Sarebbe difficile non cogliere un nesso tra quanto predica Trump e ciò che chiedono i movimenti della destra populista che, dalla Francia alla Germania, dall’Austria all’Olanda, stanno avanzando in tutta Europa. E visto che l’unico politico europeo di governo presente all’insediamento era la nostra premier Giorgia Meloni. Soprattutto ora che Elon Musk si è assunto il ruolo di ufficiale di collegamento tra la locomotiva trumpiana e i vagoni europei, tra l’una e l’altra sponda dell’Atlantico.

È stato fin troppo facile, durante il quadriennio 2016-2020, trattare Trump da pasticcione incapace. Solo il 6% dei funzionari da lui nominati sono arrivati alla fine del mandato, 14 ministri si sono dimessi in corso d’opera (record di ogni tempo per gli Usa), quattro Consiglieri per la sicurezza nazionale sono stati avvicendati.
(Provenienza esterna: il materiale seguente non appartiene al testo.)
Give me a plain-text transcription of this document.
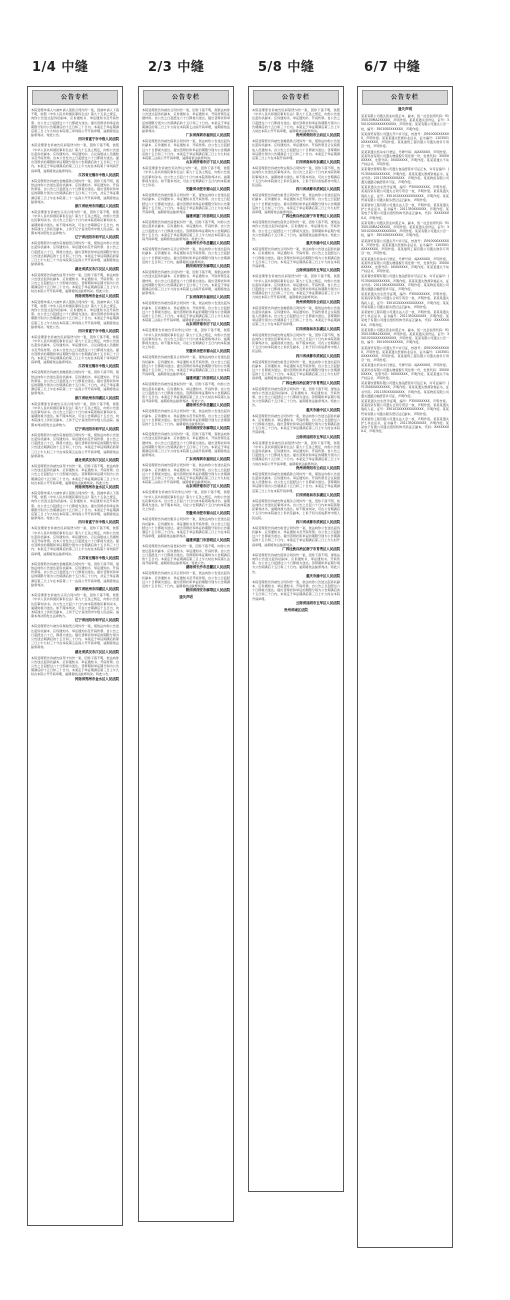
1/4 中缝
公告专栏
本院受理申请人与被申请人借款合同纠纷一案，因被申请人下落不明，依照《中华人民共和国民事诉讼法》第九十五条之规定，向你公告送达起诉状副本、应诉通知书、举证通知书及开庭传票。自公告之日起经过六十日即视为送达。提出答辩状和举证的期限分别为公告期满后的十五日和三十日内。本案定于举证期满后第三日上午九时在本院第三审判庭公开开庭审理，逾期将依法缺席判决。特此公告。
四川省遂宁市中级人民法院
本院受理原告诉被告民间借贷纠纷一案，因你下落不明，依照《中华人民共和国民事诉讼法》第九十五条之规定，向你公告送达起诉状副本、应诉通知书、举证通知书、合议庭组成人员通知书及开庭传票。自本公告发出之日起经过六十日即视为送达。提出答辩状的期限和举证期限分别为公告期满后的十五日和三十日内。本案定于举证期满后的第三日上午九时在本院第十审判庭开庭审理，逾期将依法缺席判决。
江苏省无锡市中级人民法院
本院受理原告诉被告金融借款合同纠纷一案，因你下落不明，现依法向你公告送达起诉状副本、应诉通知书、举证通知书、开庭传票等。自公告之日起经过六十日即视为送达。提出答辩状和举证的期限分别为公告期满后的十五日和三十日内，并定于举证期满后第三日上午在本院第二十一法庭公开开庭审理，逾期将依法缺席判决。
浙江省杭州市西湖区人民法院
本院受理原告诉被告买卖合同纠纷一案，因你下落不明，依照《中华人民共和国民事诉讼法》第九十五条之规定，向你公告送达民事判决书。自公告之日起六十日内来本院领取民事判决书，逾期则视为送达。如不服本判决，可在公告期满后十五日内，向本院递交上诉状及副本，上诉于辽宁省沈阳市中级人民法院。逾期本判决即发生法律效力。
辽宁省沈阳市和平区人民法院
本院受理原告与被告房屋租赁合同纠纷一案，现依法向你公告送达起诉状副本、应诉通知书、举证通知书及开庭传票。自公告之日起经过六十日，即视为送达。提出答辩状和举证的期限分别为公告送达期满后的十五日和三十日内。本案定于举证期满后的第三日上午九时三十分在本院第五法庭公开开庭审理，逾期将依法缺席裁判。
湖北省武汉市江汉区人民法院
本院受理原告诉被告信用卡纠纷一案，因你下落不明，依法向你公告送达起诉状副本、应诉通知书、举证通知书、开庭传票。自公告之日起经过六十日即视为送达。答辩期和举证期分别为公告期满后的十五日和三十日内。本案定于举证期满后第三日上午九时在本院公开开庭审理，逾期将依法缺席判决。特此公告。
河南省郑州市金水区人民法院
本院受理申请人与被申请人借款合同纠纷一案，因被申请人下落不明，依照《中华人民共和国民事诉讼法》第九十五条之规定，向你公告送达起诉状副本、应诉通知书、举证通知书及开庭传票。自公告之日起经过六十日即视为送达。提出答辩状和举证的期限分别为公告期满后的十五日和三十日内。本案定于举证期满后第三日上午九时在本院第三审判庭公开开庭审理，逾期将依法缺席判决。特此公告。
四川省遂宁市中级人民法院
本院受理原告诉被告民间借贷纠纷一案，因你下落不明，依照《中华人民共和国民事诉讼法》第九十五条之规定，向你公告送达起诉状副本、应诉通知书、举证通知书、合议庭组成人员通知书及开庭传票。自本公告发出之日起经过六十日即视为送达。提出答辩状的期限和举证期限分别为公告期满后的十五日和三十日内。本案定于举证期满后的第三日上午九时在本院第十审判庭开庭审理，逾期将依法缺席判决。
江苏省无锡市中级人民法院
本院受理原告诉被告金融借款合同纠纷一案，因你下落不明，现依法向你公告送达起诉状副本、应诉通知书、举证通知书、开庭传票等。自公告之日起经过六十日即视为送达。提出答辩状和举证的期限分别为公告期满后的十五日和三十日内，并定于举证期满后第三日上午在本院第二十一法庭公开开庭审理，逾期将依法缺席判决。
浙江省杭州市西湖区人民法院
本院受理原告诉被告买卖合同纠纷一案，因你下落不明，依照《中华人民共和国民事诉讼法》第九十五条之规定，向你公告送达民事判决书。自公告之日起六十日内来本院领取民事判决书，逾期则视为送达。如不服本判决，可在公告期满后十五日内，向本院递交上诉状及副本，上诉于辽宁省沈阳市中级人民法院。逾期本判决即发生法律效力。
辽宁省沈阳市和平区人民法院
本院受理原告与被告房屋租赁合同纠纷一案，现依法向你公告送达起诉状副本、应诉通知书、举证通知书及开庭传票。自公告之日起经过六十日，即视为送达。提出答辩状和举证的期限分别为公告送达期满后的十五日和三十日内。本案定于举证期满后的第三日上午九时三十分在本院第五法庭公开开庭审理，逾期将依法缺席裁判。
湖北省武汉市江汉区人民法院
本院受理原告诉被告信用卡纠纷一案，因你下落不明，依法向你公告送达起诉状副本、应诉通知书、举证通知书、开庭传票。自公告之日起经过六十日即视为送达。答辩期和举证期分别为公告期满后的十五日和三十日内。本案定于举证期满后第三日上午九时在本院公开开庭审理，逾期将依法缺席判决。特此公告。
河南省郑州市金水区人民法院
本院受理申请人与被申请人借款合同纠纷一案，因被申请人下落不明，依照《中华人民共和国民事诉讼法》第九十五条之规定，向你公告送达起诉状副本、应诉通知书、举证通知书及开庭传票。自公告之日起经过六十日即视为送达。提出答辩状和举证的期限分别为公告期满后的十五日和三十日内。本案定于举证期满后第三日上午九时在本院第三审判庭公开开庭审理，逾期将依法缺席判决。特此公告。
四川省遂宁市中级人民法院
本院受理原告诉被告民间借贷纠纷一案，因你下落不明，依照《中华人民共和国民事诉讼法》第九十五条之规定，向你公告送达起诉状副本、应诉通知书、举证通知书、合议庭组成人员通知书及开庭传票。自本公告发出之日起经过六十日即视为送达。提出答辩状的期限和举证期限分别为公告期满后的十五日和三十日内。本案定于举证期满后的第三日上午九时在本院第十审判庭开庭审理，逾期将依法缺席判决。
江苏省无锡市中级人民法院
本院受理原告诉被告金融借款合同纠纷一案，因你下落不明，现依法向你公告送达起诉状副本、应诉通知书、举证通知书、开庭传票等。自公告之日起经过六十日即视为送达。提出答辩状和举证的期限分别为公告期满后的十五日和三十日内，并定于举证期满后第三日上午在本院第二十一法庭公开开庭审理，逾期将依法缺席判决。
浙江省杭州市西湖区人民法院
本院受理原告诉被告买卖合同纠纷一案，因你下落不明，依照《中华人民共和国民事诉讼法》第九十五条之规定，向你公告送达民事判决书。自公告之日起六十日内来本院领取民事判决书，逾期则视为送达。如不服本判决，可在公告期满后十五日内，向本院递交上诉状及副本，上诉于辽宁省沈阳市中级人民法院。逾期本判决即发生法律效力。
辽宁省沈阳市和平区人民法院
本院受理原告与被告房屋租赁合同纠纷一案，现依法向你公告送达起诉状副本、应诉通知书、举证通知书及开庭传票。自公告之日起经过六十日，即视为送达。提出答辩状和举证的期限分别为公告送达期满后的十五日和三十日内。本案定于举证期满后的第三日上午九时三十分在本院第五法庭公开开庭审理，逾期将依法缺席裁判。
湖北省武汉市江汉区人民法院
本院受理原告诉被告信用卡纠纷一案，因你下落不明，依法向你公告送达起诉状副本、应诉通知书、举证通知书、开庭传票。自公告之日起经过六十日即视为送达。答辩期和举证期分别为公告期满后的十五日和三十日内。本案定于举证期满后第三日上午九时在本院公开开庭审理，逾期将依法缺席判决。特此公告。
河南省郑州市金水区人民法院
2/3 中缝
公告专栏
本院受理原告诉被告合同纠纷一案，因你下落不明，现依法向你公告送达起诉状副本、应诉通知书、举证通知书、开庭传票及证据材料。自公告之日起经过六十日即视为送达。提出答辩状和举证的期限分别为公告期满后的十五日和三十日内。本案定于举证期满后的第三日上午九时在本院第七法庭开庭审理，逾期将依法缺席判决。
广东省深圳市福田区人民法院
本院受理原告诉被告借款合同纠纷一案，依法向你公告送达起诉状副本、应诉通知书、举证通知书、开庭传票。自公告之日起经过六十日即视为送达。提出答辩状和举证的期限分别为公告期满后的十五日和三十日内。本案定于举证期满后第三日上午九时在本院第三法庭公开开庭审理，逾期将依法缺席判决。
山东省济南市历下区人民法院
本院受理原告诉被告劳动争议纠纷一案，因你下落不明，依照《中华人民共和国民事诉讼法》第九十五条之规定，向你公告送达民事判决书。自公告之日起六十日内来本院领取判决书，逾期即视为送达。如不服本判决，可在公告期满后十五日内向本院递交上诉状。
安徽省合肥市蜀山区人民法院
本院受理原告诉被告服务合同纠纷一案，现依法向你公告送达起诉状副本、应诉通知书、举证通知书及开庭传票。自公告之日起经过六十日即视为送达。提出答辩状和举证的期限分别为公告期满后十五日和三十日内。本案定于举证期满后第三日上午在本院开庭审理，逾期将依法缺席判决。
福建省厦门市思明区人民法院
本院受理原告诉被告追偿权纠纷一案，因你下落不明，向你公告送达起诉状副本、应诉通知书、举证通知书、开庭传票。自公告之日起经过六十日即视为送达。答辩期和举证期均为公告期满后的十五日内。本案定于举证期满后第三日上午九时在本院第九法庭开庭审理，逾期将依法缺席判决。特此公告。
湖南省长沙市岳麓区人民法院
本院受理原告诉被告买卖合同纠纷一案，依法向你公告送达起诉状副本、应诉通知书、举证通知书及开庭传票。自公告之日起经过六十日即视为送达。提出答辩状和举证的期限分别为公告期满后的十五日和三十日内。逾期将依法缺席判决。
陕西省西安市雁塔区人民法院
本院受理原告诉被告合同纠纷一案，因你下落不明，现依法向你公告送达起诉状副本、应诉通知书、举证通知书、开庭传票及证据材料。自公告之日起经过六十日即视为送达。提出答辩状和举证的期限分别为公告期满后的十五日和三十日内。本案定于举证期满后的第三日上午九时在本院第七法庭开庭审理，逾期将依法缺席判决。
广东省深圳市福田区人民法院
本院受理原告诉被告借款合同纠纷一案，依法向你公告送达起诉状副本、应诉通知书、举证通知书、开庭传票。自公告之日起经过六十日即视为送达。提出答辩状和举证的期限分别为公告期满后的十五日和三十日内。本案定于举证期满后第三日上午九时在本院第三法庭公开开庭审理，逾期将依法缺席判决。
山东省济南市历下区人民法院
本院受理原告诉被告劳动争议纠纷一案，因你下落不明，依照《中华人民共和国民事诉讼法》第九十五条之规定，向你公告送达民事判决书。自公告之日起六十日内来本院领取判决书，逾期即视为送达。如不服本判决，可在公告期满后十五日内向本院递交上诉状。
安徽省合肥市蜀山区人民法院
本院受理原告诉被告服务合同纠纷一案，现依法向你公告送达起诉状副本、应诉通知书、举证通知书及开庭传票。自公告之日起经过六十日即视为送达。提出答辩状和举证的期限分别为公告期满后十五日和三十日内。本案定于举证期满后第三日上午在本院开庭审理，逾期将依法缺席判决。
福建省厦门市思明区人民法院
本院受理原告诉被告追偿权纠纷一案，因你下落不明，向你公告送达起诉状副本、应诉通知书、举证通知书、开庭传票。自公告之日起经过六十日即视为送达。答辩期和举证期均为公告期满后的十五日内。本案定于举证期满后第三日上午九时在本院第九法庭开庭审理，逾期将依法缺席判决。特此公告。
湖南省长沙市岳麓区人民法院
本院受理原告诉被告买卖合同纠纷一案，依法向你公告送达起诉状副本、应诉通知书、举证通知书及开庭传票。自公告之日起经过六十日即视为送达。提出答辩状和举证的期限分别为公告期满后的十五日和三十日内。逾期将依法缺席判决。
陕西省西安市雁塔区人民法院
本院受理原告诉被告合同纠纷一案，因你下落不明，现依法向你公告送达起诉状副本、应诉通知书、举证通知书、开庭传票及证据材料。自公告之日起经过六十日即视为送达。提出答辩状和举证的期限分别为公告期满后的十五日和三十日内。本案定于举证期满后的第三日上午九时在本院第七法庭开庭审理，逾期将依法缺席判决。
广东省深圳市福田区人民法院
本院受理原告诉被告借款合同纠纷一案，依法向你公告送达起诉状副本、应诉通知书、举证通知书、开庭传票。自公告之日起经过六十日即视为送达。提出答辩状和举证的期限分别为公告期满后的十五日和三十日内。本案定于举证期满后第三日上午九时在本院第三法庭公开开庭审理，逾期将依法缺席判决。
山东省济南市历下区人民法院
本院受理原告诉被告劳动争议纠纷一案，因你下落不明，依照《中华人民共和国民事诉讼法》第九十五条之规定，向你公告送达民事判决书。自公告之日起六十日内来本院领取判决书，逾期即视为送达。如不服本判决，可在公告期满后十五日内向本院递交上诉状。
安徽省合肥市蜀山区人民法院
本院受理原告诉被告服务合同纠纷一案，现依法向你公告送达起诉状副本、应诉通知书、举证通知书及开庭传票。自公告之日起经过六十日即视为送达。提出答辩状和举证的期限分别为公告期满后十五日和三十日内。本案定于举证期满后第三日上午在本院开庭审理，逾期将依法缺席判决。
福建省厦门市思明区人民法院
本院受理原告诉被告追偿权纠纷一案，因你下落不明，向你公告送达起诉状副本、应诉通知书、举证通知书、开庭传票。自公告之日起经过六十日即视为送达。答辩期和举证期均为公告期满后的十五日内。本案定于举证期满后第三日上午九时在本院第九法庭开庭审理，逾期将依法缺席判决。特此公告。
湖南省长沙市岳麓区人民法院
本院受理原告诉被告买卖合同纠纷一案，依法向你公告送达起诉状副本、应诉通知书、举证通知书及开庭传票。自公告之日起经过六十日即视为送达。提出答辩状和举证的期限分别为公告期满后的十五日和三十日内。逾期将依法缺席判决。
陕西省西安市雁塔区人民法院
遗失声明
5/8 中缝
公告专栏
本院受理原告诉被告民间借贷纠纷一案，因你下落不明，依照《中华人民共和国民事诉讼法》第九十五条之规定，向你公告送达起诉状副本、应诉通知书、举证通知书、开庭传票。自公告之日起经过六十日即视为送达。提出答辩状和举证的期限分别为公告期满后的十五日和三十日内。本案定于举证期满后第三日上午九时在本院公开开庭审理，逾期将依法缺席判决。
贵州省贵阳市云岩区人民法院
本院受理原告诉被告金融借款合同纠纷一案，现依法向你公告送达起诉状副本、应诉通知书、举证通知书、开庭传票及合议庭组成人员通知书。自公告之日起经过六十日即视为送达。答辩期和举证期分别为公告期满后十五日和三十日内。本案定于举证期满后第三日上午在本院开庭审理。
江西省南昌市东湖区人民法院
本院受理原告诉被告物业服务合同纠纷一案，因你下落不明，依法向你公告送达民事判决书。自公告之日起六十日内来本院领取民事判决书，逾期则视为送达。如不服本判决，可在公告期满后十五日内向本院递交上诉状及副本，上诉于四川省成都市中级人民法院。
四川省成都市武侯区人民法院
本院受理原告诉被告租赁合同纠纷一案，依法向你公告送达起诉状副本、应诉通知书、举证通知书及开庭传票。自公告之日起经过六十日即视为送达。提出答辩状和举证的期限分别为公告期满后的十五日和三十日内。本案定于举证期满后第三日上午九时开庭审理，逾期将依法缺席判决。
广西壮族自治区南宁市青秀区人民法院
本院受理原告诉被告借款合同纠纷一案，因你下落不明，现依法向你公告送达起诉状副本、应诉通知书、举证通知书、开庭传票。自公告之日起经过六十日即视为送达。答辩期和举证期分别为公告期满后十五日和三十日内。逾期将依法缺席判决。特此公告。
重庆市渝中区人民法院
本院受理原告诉被告合同纠纷一案，依法向你公告送达起诉状副本、应诉通知书、举证通知书、开庭传票。自公告之日起经过六十日即视为送达。提出答辩状和举证的期限分别为公告期满后的十五日和三十日内。本案定于举证期满后第三日上午九时在本院开庭审理。
云南省昆明市五华区人民法院
本院受理原告诉被告民间借贷纠纷一案，因你下落不明，依照《中华人民共和国民事诉讼法》第九十五条之规定，向你公告送达起诉状副本、应诉通知书、举证通知书、开庭传票。自公告之日起经过六十日即视为送达。提出答辩状和举证的期限分别为公告期满后的十五日和三十日内。本案定于举证期满后第三日上午九时在本院公开开庭审理，逾期将依法缺席判决。
贵州省贵阳市云岩区人民法院
本院受理原告诉被告金融借款合同纠纷一案，现依法向你公告送达起诉状副本、应诉通知书、举证通知书、开庭传票及合议庭组成人员通知书。自公告之日起经过六十日即视为送达。答辩期和举证期分别为公告期满后十五日和三十日内。本案定于举证期满后第三日上午在本院开庭审理。
江西省南昌市东湖区人民法院
本院受理原告诉被告物业服务合同纠纷一案，因你下落不明，依法向你公告送达民事判决书。自公告之日起六十日内来本院领取民事判决书，逾期则视为送达。如不服本判决，可在公告期满后十五日内向本院递交上诉状及副本，上诉于四川省成都市中级人民法院。
四川省成都市武侯区人民法院
本院受理原告诉被告租赁合同纠纷一案，依法向你公告送达起诉状副本、应诉通知书、举证通知书及开庭传票。自公告之日起经过六十日即视为送达。提出答辩状和举证的期限分别为公告期满后的十五日和三十日内。本案定于举证期满后第三日上午九时开庭审理，逾期将依法缺席判决。
广西壮族自治区南宁市青秀区人民法院
本院受理原告诉被告借款合同纠纷一案，因你下落不明，现依法向你公告送达起诉状副本、应诉通知书、举证通知书、开庭传票。自公告之日起经过六十日即视为送达。答辩期和举证期分别为公告期满后十五日和三十日内。逾期将依法缺席判决。特此公告。
重庆市渝中区人民法院
本院受理原告诉被告合同纠纷一案，依法向你公告送达起诉状副本、应诉通知书、举证通知书、开庭传票。自公告之日起经过六十日即视为送达。提出答辩状和举证的期限分别为公告期满后的十五日和三十日内。本案定于举证期满后第三日上午九时在本院开庭审理。
云南省昆明市五华区人民法院
本院受理原告诉被告民间借贷纠纷一案，因你下落不明，依照《中华人民共和国民事诉讼法》第九十五条之规定，向你公告送达起诉状副本、应诉通知书、举证通知书、开庭传票。自公告之日起经过六十日即视为送达。提出答辩状和举证的期限分别为公告期满后的十五日和三十日内。本案定于举证期满后第三日上午九时在本院公开开庭审理，逾期将依法缺席判决。
贵州省贵阳市云岩区人民法院
本院受理原告诉被告金融借款合同纠纷一案，现依法向你公告送达起诉状副本、应诉通知书、举证通知书、开庭传票及合议庭组成人员通知书。自公告之日起经过六十日即视为送达。答辩期和举证期分别为公告期满后十五日和三十日内。本案定于举证期满后第三日上午在本院开庭审理。
江西省南昌市东湖区人民法院
本院受理原告诉被告物业服务合同纠纷一案，因你下落不明，依法向你公告送达民事判决书。自公告之日起六十日内来本院领取民事判决书，逾期则视为送达。如不服本判决，可在公告期满后十五日内向本院递交上诉状及副本，上诉于四川省成都市中级人民法院。
四川省成都市武侯区人民法院
本院受理原告诉被告租赁合同纠纷一案，依法向你公告送达起诉状副本、应诉通知书、举证通知书及开庭传票。自公告之日起经过六十日即视为送达。提出答辩状和举证的期限分别为公告期满后的十五日和三十日内。本案定于举证期满后第三日上午九时开庭审理，逾期将依法缺席判决。
广西壮族自治区南宁市青秀区人民法院
本院受理原告诉被告借款合同纠纷一案，因你下落不明，现依法向你公告送达起诉状副本、应诉通知书、举证通知书、开庭传票。自公告之日起经过六十日即视为送达。答辩期和举证期分别为公告期满后十五日和三十日内。逾期将依法缺席判决。特此公告。
重庆市渝中区人民法院
本院受理原告诉被告合同纠纷一案，依法向你公告送达起诉状副本、应诉通知书、举证通知书、开庭传票。自公告之日起经过六十日即视为送达。提出答辩状和举证的期限分别为公告期满后的十五日和三十日内。本案定于举证期满后第三日上午九时在本院开庭审理。
云南省昆明市五华区人民法院
贵州省城区法院
6/7 中缝
公告专栏
遗失声明
某某有限公司遗失营业执照正本、副本，统一社会信用代码：91350100MA2XXXXX，声明作废。某某某遗失身份证，证号：350102XXXXXXXXXXXX，声明作废。某某有限公司遗失公章一枚，编号：3501000XXXXXX，声明作废。
某某商贸有限公司遗失开户许可证，核准号：J3910000XXXXXX，声明作废。某某某遗失医师执业证书，证书编号：1103501XXXXXXXX，声明作废。某某建筑工程有限公司遗失财务专用章一枚，声明作废。
某某某遗失机动车行驶证，号牌号码：闽AXXXXX，声明作废。某某科技有限公司遗失增值税专用发票一份，发票代码：3500XXXXXX，发票号码：0XXXXXXX，声明作废。某某某遗失不动产权证书，声明作废。
某某餐饮管理有限公司遗失食品经营许可证正本，许可证编号：JY1350XXXXXXXXX，声明作废。某某某遗失教师资格证书，证书号码：2011350XXXXXXXX，声明作废。某某物流有限公司遗失道路运输经营许可证，声明作废。
某某某遗失出生医学证明，编号：P350XXXXXX，声明作废。某某投资有限公司遗失合同专用章一枚，声明作废。某某某遗失残疾人证，证号：350102XXXXXXXXXXXX，声明作废。某某贸易有限公司遗失税务登记证正副本，声明作废。
某某装饰工程有限公司遗失法人章一枚，声明作废。某某某遗失护士执业证书，证书编号：2011350XXXXXX，声明作废。某某电子有限公司遗失组织机构代码证正副本，代码：XXXXXXXX-X，声明作废。
某某有限公司遗失营业执照正本、副本，统一社会信用代码：91350100MA2XXXXX，声明作废。某某某遗失身份证，证号：350102XXXXXXXXXXXX，声明作废。某某有限公司遗失公章一枚，编号：3501000XXXXXX，声明作废。
某某商贸有限公司遗失开户许可证，核准号：J3910000XXXXXX，声明作废。某某某遗失医师执业证书，证书编号：1103501XXXXXXXX，声明作废。某某建筑工程有限公司遗失财务专用章一枚，声明作废。
某某某遗失机动车行驶证，号牌号码：闽AXXXXX，声明作废。某某科技有限公司遗失增值税专用发票一份，发票代码：3500XXXXXX，发票号码：0XXXXXXX，声明作废。某某某遗失不动产权证书，声明作废。
某某餐饮管理有限公司遗失食品经营许可证正本，许可证编号：JY1350XXXXXXXXX，声明作废。某某某遗失教师资格证书，证书号码：2011350XXXXXXXX，声明作废。某某物流有限公司遗失道路运输经营许可证，声明作废。
某某某遗失出生医学证明，编号：P350XXXXXX，声明作废。某某投资有限公司遗失合同专用章一枚，声明作废。某某某遗失残疾人证，证号：350102XXXXXXXXXXXX，声明作废。某某贸易有限公司遗失税务登记证正副本，声明作废。
某某装饰工程有限公司遗失法人章一枚，声明作废。某某某遗失护士执业证书，证书编号：2011350XXXXXX，声明作废。某某电子有限公司遗失组织机构代码证正副本，代码：XXXXXXXX-X，声明作废。
某某有限公司遗失营业执照正本、副本，统一社会信用代码：91350100MA2XXXXX，声明作废。某某某遗失身份证，证号：350102XXXXXXXXXXXX，声明作废。某某有限公司遗失公章一枚，编号：3501000XXXXXX，声明作废。
某某商贸有限公司遗失开户许可证，核准号：J3910000XXXXXX，声明作废。某某某遗失医师执业证书，证书编号：1103501XXXXXXXX，声明作废。某某建筑工程有限公司遗失财务专用章一枚，声明作废。
某某某遗失机动车行驶证，号牌号码：闽AXXXXX，声明作废。某某科技有限公司遗失增值税专用发票一份，发票代码：3500XXXXXX，发票号码：0XXXXXXX，声明作废。某某某遗失不动产权证书，声明作废。
某某餐饮管理有限公司遗失食品经营许可证正本，许可证编号：JY1350XXXXXXXXX，声明作废。某某某遗失教师资格证书，证书号码：2011350XXXXXXXX，声明作废。某某物流有限公司遗失道路运输经营许可证，声明作废。
某某某遗失出生医学证明，编号：P350XXXXXX，声明作废。某某投资有限公司遗失合同专用章一枚，声明作废。某某某遗失残疾人证，证号：350102XXXXXXXXXXXX，声明作废。某某贸易有限公司遗失税务登记证正副本，声明作废。
某某装饰工程有限公司遗失法人章一枚，声明作废。某某某遗失护士执业证书，证书编号：2011350XXXXXX，声明作废。某某电子有限公司遗失组织机构代码证正副本，代码：XXXXXXXX-X，声明作废。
E poi la disastrosa gestione del Covid. Ma l’economia funzionava a pieno ritmo ed era già stato il democratico Bill Clinton a dire «It’s the economy, stupid», per spiegare quanto conti il portafoglio al momento di votare. Questo secondo mandato, che promette di essere anche più “violento” del primo, è peraltro cominciato con l’influenza decisiva di Trump nella stipula della tregua a Gaza. Ennesima dimostrazione di quanto il personaggio The Donald sia difficile da decifrare e, come ben sanno i democratici, da fermare.